Candidates start filling the room. At some point, I feel like I’m on an episode of Bachelorette. Time for me to leave. I collect my new belongings and say my adieu – I try to share a “secret” find with Dave - he cannot accept gifts. I get it. Another candidate suggests chilling the wine in the chilling MACHINE downstairs and bringing it up to the tasting room. Duh?? Great idea!

A buyer sits at a desk behind this GENIUS chilling machine. Turns out he is the German buyer. I’ve selected a Washington State Riesling by K Vintners of Walla Walla. He’s impressed with my selection. Winery is sold out. I’ve been all over town, trying to snatch up bottles ( I know Murphy-Goode and this producer are kindred souls. I share the Riesling with Dave and a few of his wine reps. Seems I have a good palate, as the wine is well received. A Russian girl taps the winemaker on the shoulder “excuse me, can I steal you for a minute”? Oh that’s right, I was leaving ...

Dave tries to give me the Hornet’s Cheer as a good-bye. . .

Friday, May 15, 2009

The Office - Venice Beach Wines

Follow me on Facebook or Twitter? What is this office Didi2.0 speaks of? I didn’t know that girl worked? Thought all she did was eat and drink wine? And neurotically snapped photos of food? All of this is true. But, there is sort of a means to ends, she’s on “assignment” right now. That Murphy-Goode job. The one THOUSAAAANds of people applied for. Oh yeah, right. So, what’s this office? It’s Venice Beach Wines ( A place where she spends a lot of time. A place where great ideas are hatched out with an extra fine point sharpie and moleskin notebook. Oh, and the camera of course.
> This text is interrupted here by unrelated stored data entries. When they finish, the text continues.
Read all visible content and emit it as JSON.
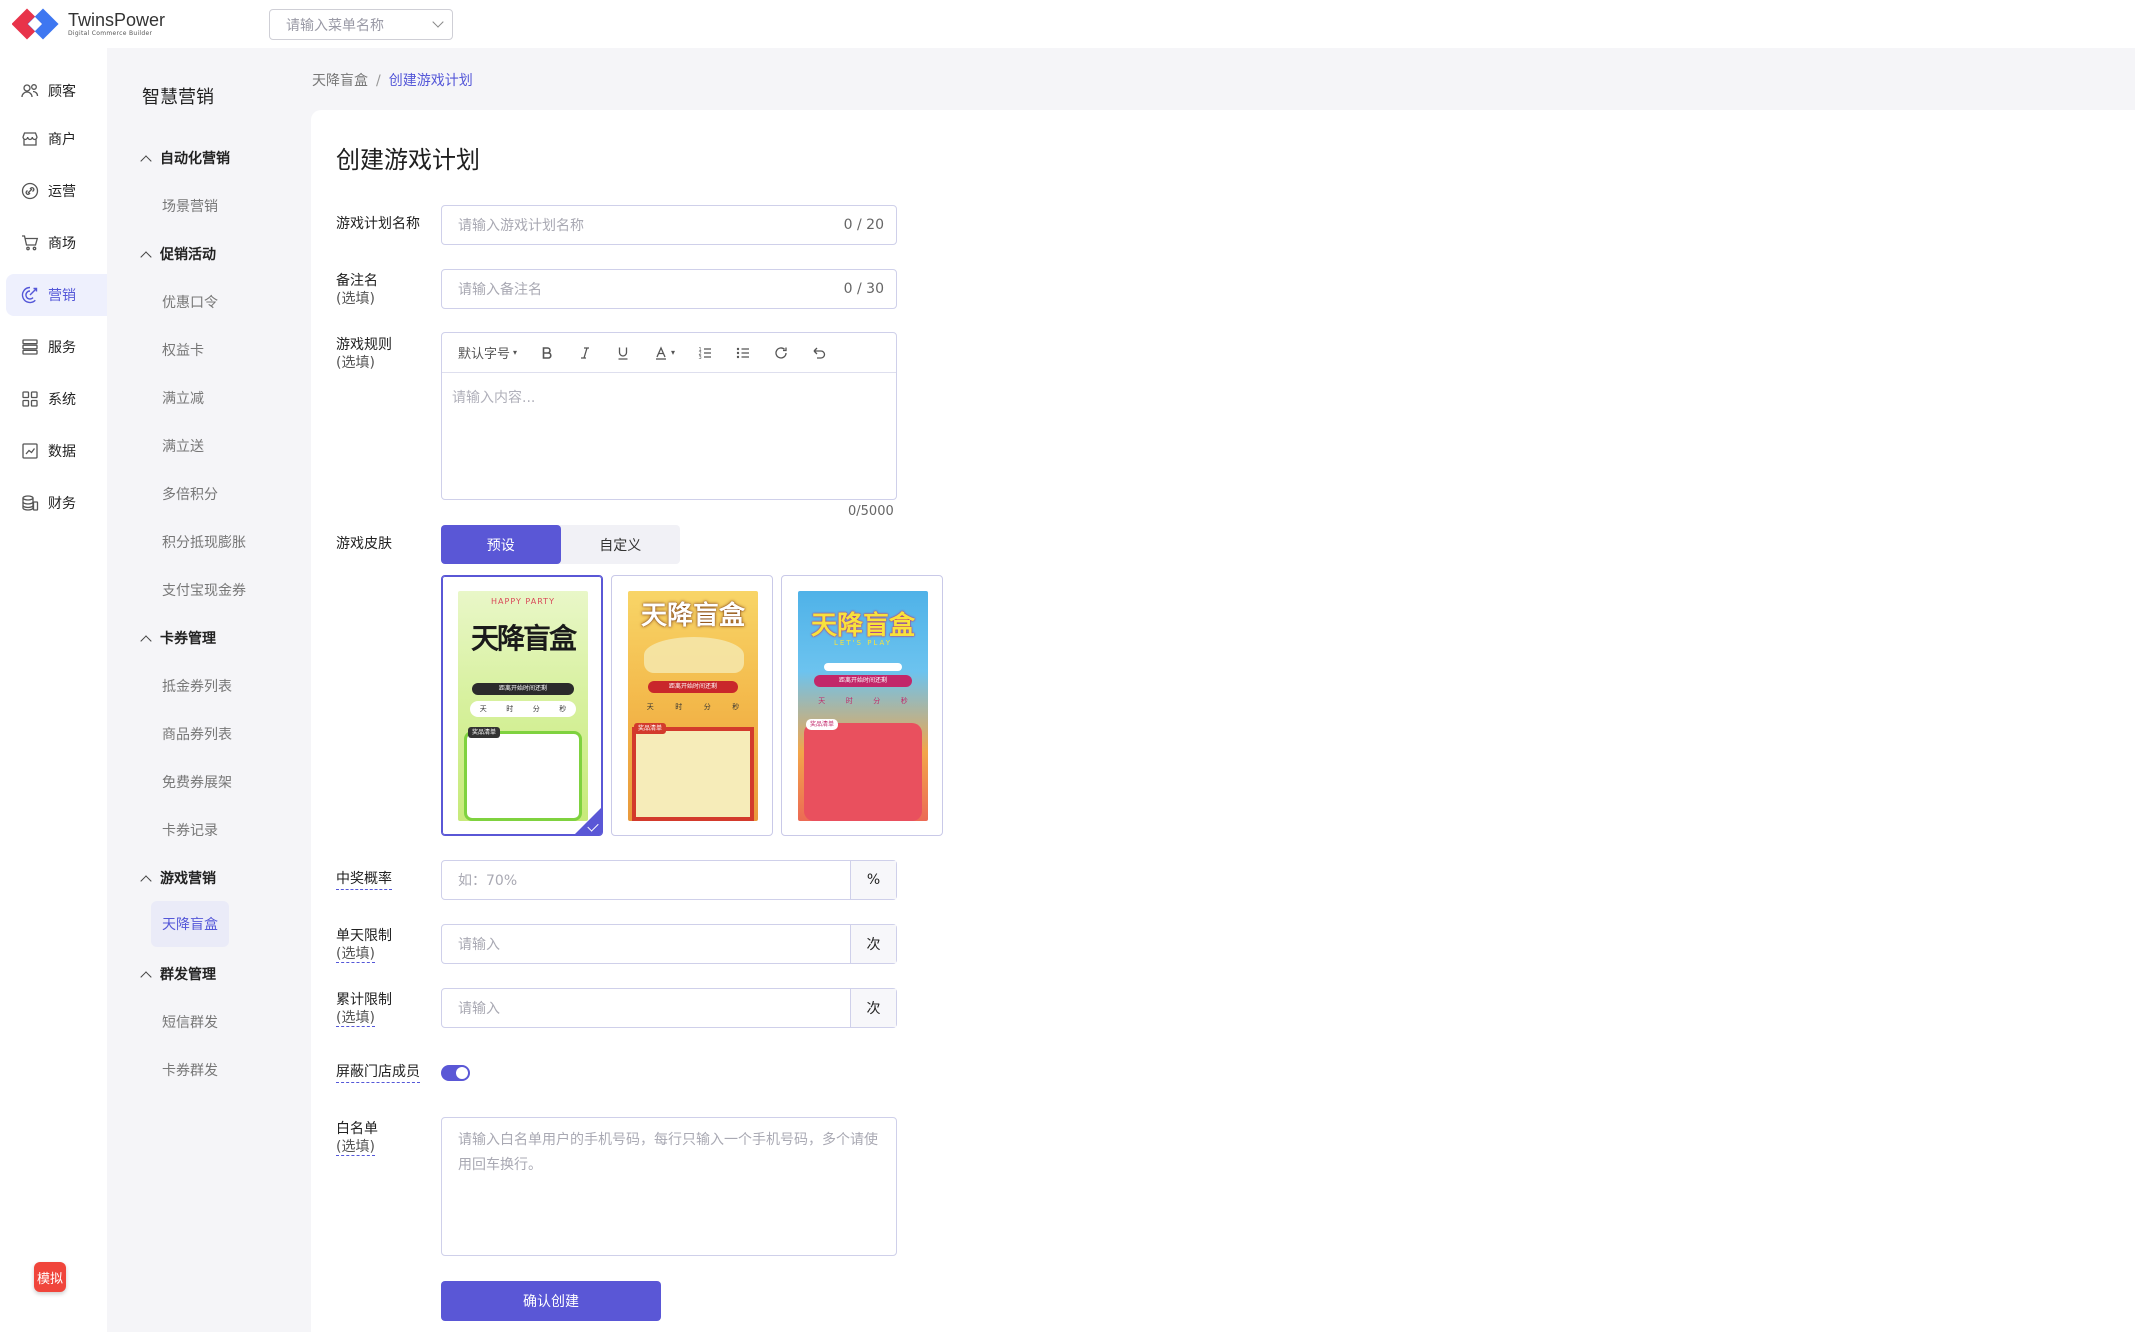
{
  "brand": {
    "name": "TwinsPower",
    "tagline": "Digital Commerce Builder"
  },
  "header": {
    "menu_search_placeholder": "请输入菜单名称"
  },
  "nav_primary": [
    {
      "label": "顾客",
      "icon": "users-icon"
    },
    {
      "label": "商户",
      "icon": "store-icon"
    },
    {
      "label": "运营",
      "icon": "link-icon"
    },
    {
      "label": "商场",
      "icon": "cart-icon"
    },
    {
      "label": "营销",
      "icon": "marketing-icon",
      "active": true
    },
    {
      "label": "服务",
      "icon": "list-icon"
    },
    {
      "label": "系统",
      "icon": "grid-icon"
    },
    {
      "label": "数据",
      "icon": "chart-icon"
    },
    {
      "label": "财务",
      "icon": "finance-icon"
    }
  ],
  "sim_badge": "模拟",
  "nav_secondary": {
    "title": "智慧营销",
    "groups": [
      {
        "label": "自动化营销",
        "items": [
          "场景营销"
        ]
      },
      {
        "label": "促销活动",
        "items": [
          "优惠口令",
          "权益卡",
          "满立减",
          "满立送",
          "多倍积分",
          "积分抵现膨胀",
          "支付宝现金券"
        ]
      },
      {
        "label": "卡券管理",
        "items": [
          "抵金券列表",
          "商品券列表",
          "免费券展架",
          "卡券记录"
        ]
      },
      {
        "label": "游戏营销",
        "items": [
          "天降盲盒"
        ]
      },
      {
        "label": "群发管理",
        "items": [
          "短信群发",
          "卡券群发"
        ]
      }
    ]
  },
  "breadcrumb": {
    "parent": "天降盲盒",
    "separator": "/",
    "current": "创建游戏计划"
  },
  "form": {
    "title": "创建游戏计划",
    "name": {
      "label": "游戏计划名称",
      "placeholder": "请输入游戏计划名称",
      "count": "0 / 20"
    },
    "remark": {
      "label": "备注名",
      "optional": "(选填)",
      "placeholder": "请输入备注名",
      "count": "0 / 30"
    },
    "rules": {
      "label": "游戏规则",
      "optional": "(选填)",
      "font_size": "默认字号",
      "placeholder": "请输入内容...",
      "count": "0/5000"
    },
    "skin": {
      "label": "游戏皮肤",
      "tabs": [
        "预设",
        "自定义"
      ],
      "active_tab": "预设",
      "options": [
        {
          "title": "天降盲盒",
          "tagline": "HAPPY PARTY",
          "countdown": "距离开始时间还剩",
          "units": [
            "天",
            "时",
            "分",
            "秒"
          ],
          "prize": "奖品清单",
          "selected": true,
          "theme": "#b6e86a"
        },
        {
          "title": "天降盲盒",
          "tagline": "",
          "countdown": "距离开始时间还剩",
          "units": [
            "天",
            "时",
            "分",
            "秒"
          ],
          "prize": "奖品清单",
          "selected": false,
          "theme": "#f4c24c"
        },
        {
          "title": "天降盲盒",
          "tagline": "LET'S PLAY",
          "countdown": "距离开始时间还剩",
          "units": [
            "天",
            "时",
            "分",
            "秒"
          ],
          "prize": "奖品清单",
          "selected": false,
          "theme": "#e95466"
        }
      ]
    },
    "win_rate": {
      "label": "中奖概率",
      "placeholder": "如：70%",
      "suffix": "%"
    },
    "daily_limit": {
      "label": "单天限制",
      "optional": "(选填)",
      "placeholder": "请输入",
      "suffix": "次"
    },
    "total_limit": {
      "label": "累计限制",
      "optional": "(选填)",
      "placeholder": "请输入",
      "suffix": "次"
    },
    "block_members": {
      "label": "屏蔽门店成员",
      "enabled": true
    },
    "whitelist": {
      "label": "白名单",
      "optional": "(选填)",
      "placeholder": "请输入白名单用户的手机号码，每行只输入一个手机号码，多个请使用回车换行。"
    },
    "submit": "确认创建"
  },
  "colors": {
    "primary": "#5a57d6",
    "badge": "#f0453b"
  }
}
I discovered this place before they had remodeled or started serving food. I was the first person to review VBW on Yelp! Oscar (one of the proprietors) was probably my first friend in the hood. He loved the pizza at Pitfire ( where I worked at the time. We talked food, wine, marketing and branding. Soon enough I traded him half a wheel of black truffle cheese for a half case of a Gewurztraminer from Oregon that I was in love with. I was fast friends with VBW from there on out.

Fast forward six months. . . “The Office” now has food (great food at that), seating and still sells some really great un-discovered wines. The staff is magnificent. And there is always great music. More importantly, Venice Beach Wines has become an integral part of the NoRo (North of Rose) community in Venice. I go there alone frequently. Each time I leave with new friends, business contacts and a totally satiated belly! Bravo VBW!

I hope to entice David Ready Jr here for a glass of wine this week!